I will outline some of his thinking in a following post. I am surprised that in all my years of church life I had never come across any thinking that made a connection between the Holy Spirit and the life energy that flows through all living things in such a context as this. As Mark points out:
In the main, historic Christianity understands the divine life as a Sky God. In nursery rhymes, sermons, hymnody, iconography, and theological teachings, God is pictured as a bodiless, immaterial being who inhabits a timeless, heavenly realm far beyond the vicissitudes of life on earth. Of course, in the person of Jesus, God did become an enfleshed life-form in ancient history. But the incarnation is generally understood as a long-ago, punctiliar event limited to a particular human being, namely, Jesus of Nazareth. Sadly, for many Christians, the incarnation of God in Jesus does not carry the promise that God, in any palpable sense, is continually enfleshed within the natural world as we know it. Rather, for the better part of church history, the divine life and the natural world have been viewed as two separate and distinct orders of being. Occasionally, God may intervene in the natural realm in order to achieve some other-worldly objective -- as in the case of sending Jesus to earth in order to redeem humankind from its sins. But occasional divine visitations do not entail the continual coinhabitation of God in the earth. Indeed, the majority theological judgment is that any suggestion that God is somehow embedded in the earth smacks of heathenism, paganism, and idolatry. Whatever else God is, God is not a nature deity captive to the limitations and vagaries of mortal life-forms. God is not bound to the impermanent flux of an ever-changing earth.

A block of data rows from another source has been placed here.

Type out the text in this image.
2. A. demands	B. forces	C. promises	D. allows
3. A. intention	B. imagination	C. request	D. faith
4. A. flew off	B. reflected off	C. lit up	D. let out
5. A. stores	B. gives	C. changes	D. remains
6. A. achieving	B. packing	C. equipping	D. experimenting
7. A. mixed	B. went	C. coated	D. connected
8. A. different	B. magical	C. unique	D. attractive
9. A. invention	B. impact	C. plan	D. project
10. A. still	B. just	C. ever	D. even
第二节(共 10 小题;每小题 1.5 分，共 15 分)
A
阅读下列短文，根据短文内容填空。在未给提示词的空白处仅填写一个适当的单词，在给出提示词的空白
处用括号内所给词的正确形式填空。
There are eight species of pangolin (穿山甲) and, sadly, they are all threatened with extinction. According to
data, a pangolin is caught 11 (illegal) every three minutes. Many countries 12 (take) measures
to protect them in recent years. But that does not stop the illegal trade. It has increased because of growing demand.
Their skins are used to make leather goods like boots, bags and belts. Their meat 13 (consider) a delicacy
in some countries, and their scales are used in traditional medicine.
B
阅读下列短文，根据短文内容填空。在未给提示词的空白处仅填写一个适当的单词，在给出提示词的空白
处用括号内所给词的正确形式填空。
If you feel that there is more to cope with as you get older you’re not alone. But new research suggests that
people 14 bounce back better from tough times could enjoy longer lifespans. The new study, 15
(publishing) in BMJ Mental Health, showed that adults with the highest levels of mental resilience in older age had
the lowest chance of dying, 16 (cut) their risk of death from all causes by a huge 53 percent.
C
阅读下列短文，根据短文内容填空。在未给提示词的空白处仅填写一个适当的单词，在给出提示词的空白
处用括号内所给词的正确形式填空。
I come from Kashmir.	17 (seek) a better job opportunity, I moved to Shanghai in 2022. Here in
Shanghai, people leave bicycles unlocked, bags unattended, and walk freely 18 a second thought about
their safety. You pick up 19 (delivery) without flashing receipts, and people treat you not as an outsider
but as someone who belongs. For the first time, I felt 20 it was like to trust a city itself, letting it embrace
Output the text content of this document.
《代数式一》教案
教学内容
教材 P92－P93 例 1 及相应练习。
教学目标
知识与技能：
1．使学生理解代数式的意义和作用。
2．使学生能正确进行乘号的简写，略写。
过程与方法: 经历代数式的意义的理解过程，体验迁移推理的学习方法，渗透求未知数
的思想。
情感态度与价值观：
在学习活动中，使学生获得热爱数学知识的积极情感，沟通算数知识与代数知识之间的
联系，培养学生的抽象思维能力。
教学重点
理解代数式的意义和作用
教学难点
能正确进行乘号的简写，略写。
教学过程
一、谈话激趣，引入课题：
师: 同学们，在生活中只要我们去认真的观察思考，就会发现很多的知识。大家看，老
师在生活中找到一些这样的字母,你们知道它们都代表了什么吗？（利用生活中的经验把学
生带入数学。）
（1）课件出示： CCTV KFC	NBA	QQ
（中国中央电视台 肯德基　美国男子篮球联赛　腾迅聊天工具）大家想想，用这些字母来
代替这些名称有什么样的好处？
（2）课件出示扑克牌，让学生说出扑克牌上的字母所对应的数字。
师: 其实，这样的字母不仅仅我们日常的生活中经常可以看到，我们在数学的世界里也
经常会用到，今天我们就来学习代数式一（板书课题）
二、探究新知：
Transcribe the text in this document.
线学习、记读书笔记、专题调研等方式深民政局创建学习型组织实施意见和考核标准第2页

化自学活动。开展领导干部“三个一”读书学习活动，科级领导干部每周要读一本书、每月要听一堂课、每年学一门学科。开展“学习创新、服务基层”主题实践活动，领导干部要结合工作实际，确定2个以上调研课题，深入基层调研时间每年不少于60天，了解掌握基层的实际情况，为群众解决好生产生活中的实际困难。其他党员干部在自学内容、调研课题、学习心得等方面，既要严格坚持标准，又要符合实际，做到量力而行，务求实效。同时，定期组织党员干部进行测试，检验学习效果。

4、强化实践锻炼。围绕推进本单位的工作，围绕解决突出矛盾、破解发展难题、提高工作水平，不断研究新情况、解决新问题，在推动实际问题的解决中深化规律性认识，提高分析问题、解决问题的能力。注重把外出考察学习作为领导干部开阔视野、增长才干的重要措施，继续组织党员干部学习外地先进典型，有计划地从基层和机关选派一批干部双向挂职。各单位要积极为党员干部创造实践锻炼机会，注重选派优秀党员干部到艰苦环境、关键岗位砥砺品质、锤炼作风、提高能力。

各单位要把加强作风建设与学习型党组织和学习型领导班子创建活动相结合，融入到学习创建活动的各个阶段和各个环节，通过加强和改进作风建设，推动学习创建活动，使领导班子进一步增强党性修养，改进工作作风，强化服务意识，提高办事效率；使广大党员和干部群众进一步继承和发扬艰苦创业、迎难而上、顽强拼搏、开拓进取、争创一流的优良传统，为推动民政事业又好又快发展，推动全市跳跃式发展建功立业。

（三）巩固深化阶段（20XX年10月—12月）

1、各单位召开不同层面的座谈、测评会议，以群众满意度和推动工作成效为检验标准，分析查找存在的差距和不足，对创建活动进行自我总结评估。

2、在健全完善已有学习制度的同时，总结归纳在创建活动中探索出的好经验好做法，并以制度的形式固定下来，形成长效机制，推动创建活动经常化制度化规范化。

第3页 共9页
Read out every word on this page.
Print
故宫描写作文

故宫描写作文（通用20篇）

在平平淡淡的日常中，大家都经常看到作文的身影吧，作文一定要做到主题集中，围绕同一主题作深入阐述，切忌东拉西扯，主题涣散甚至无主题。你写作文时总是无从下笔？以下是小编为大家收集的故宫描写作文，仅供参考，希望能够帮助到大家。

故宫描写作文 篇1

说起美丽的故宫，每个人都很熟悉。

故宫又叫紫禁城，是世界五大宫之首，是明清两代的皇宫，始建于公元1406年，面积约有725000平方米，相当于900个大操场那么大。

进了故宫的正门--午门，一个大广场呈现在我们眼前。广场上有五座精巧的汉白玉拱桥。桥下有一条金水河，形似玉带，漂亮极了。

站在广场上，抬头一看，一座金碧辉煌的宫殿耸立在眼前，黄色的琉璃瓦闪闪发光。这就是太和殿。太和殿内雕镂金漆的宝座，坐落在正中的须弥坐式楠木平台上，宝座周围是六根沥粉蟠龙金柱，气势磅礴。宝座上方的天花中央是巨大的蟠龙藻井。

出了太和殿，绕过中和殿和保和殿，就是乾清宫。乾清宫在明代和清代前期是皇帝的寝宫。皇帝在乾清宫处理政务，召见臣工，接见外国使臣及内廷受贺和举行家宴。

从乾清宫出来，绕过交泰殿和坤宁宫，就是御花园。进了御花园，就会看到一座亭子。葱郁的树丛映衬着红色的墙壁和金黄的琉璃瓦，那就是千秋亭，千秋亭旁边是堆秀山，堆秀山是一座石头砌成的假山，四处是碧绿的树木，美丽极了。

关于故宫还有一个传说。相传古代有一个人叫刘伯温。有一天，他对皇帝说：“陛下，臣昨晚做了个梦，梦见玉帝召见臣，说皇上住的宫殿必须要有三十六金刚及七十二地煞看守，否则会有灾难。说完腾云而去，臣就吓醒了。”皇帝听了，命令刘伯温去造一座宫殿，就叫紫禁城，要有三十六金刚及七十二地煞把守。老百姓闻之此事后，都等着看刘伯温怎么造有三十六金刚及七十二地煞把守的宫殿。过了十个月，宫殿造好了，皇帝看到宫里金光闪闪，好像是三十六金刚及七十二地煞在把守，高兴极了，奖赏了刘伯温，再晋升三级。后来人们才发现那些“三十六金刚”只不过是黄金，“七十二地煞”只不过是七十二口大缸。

God cannot be regarded as existing on a continuum with creaturely life-forms. It is for these reasons, according to majority opinion, that biblical religion forbids the fashioning of graven images as representations of the divine life: God is not a bull or a snake or a lion. On the contrary, so the majority argument goes, God abides in an eternally unchanging heavenly realm where suffering and disappointment are no more and every tear is wiped dry.

To me, God is in the earth, in the plants and trees, in nature around me, in the earth and in me. It is through them that I touch the Divine.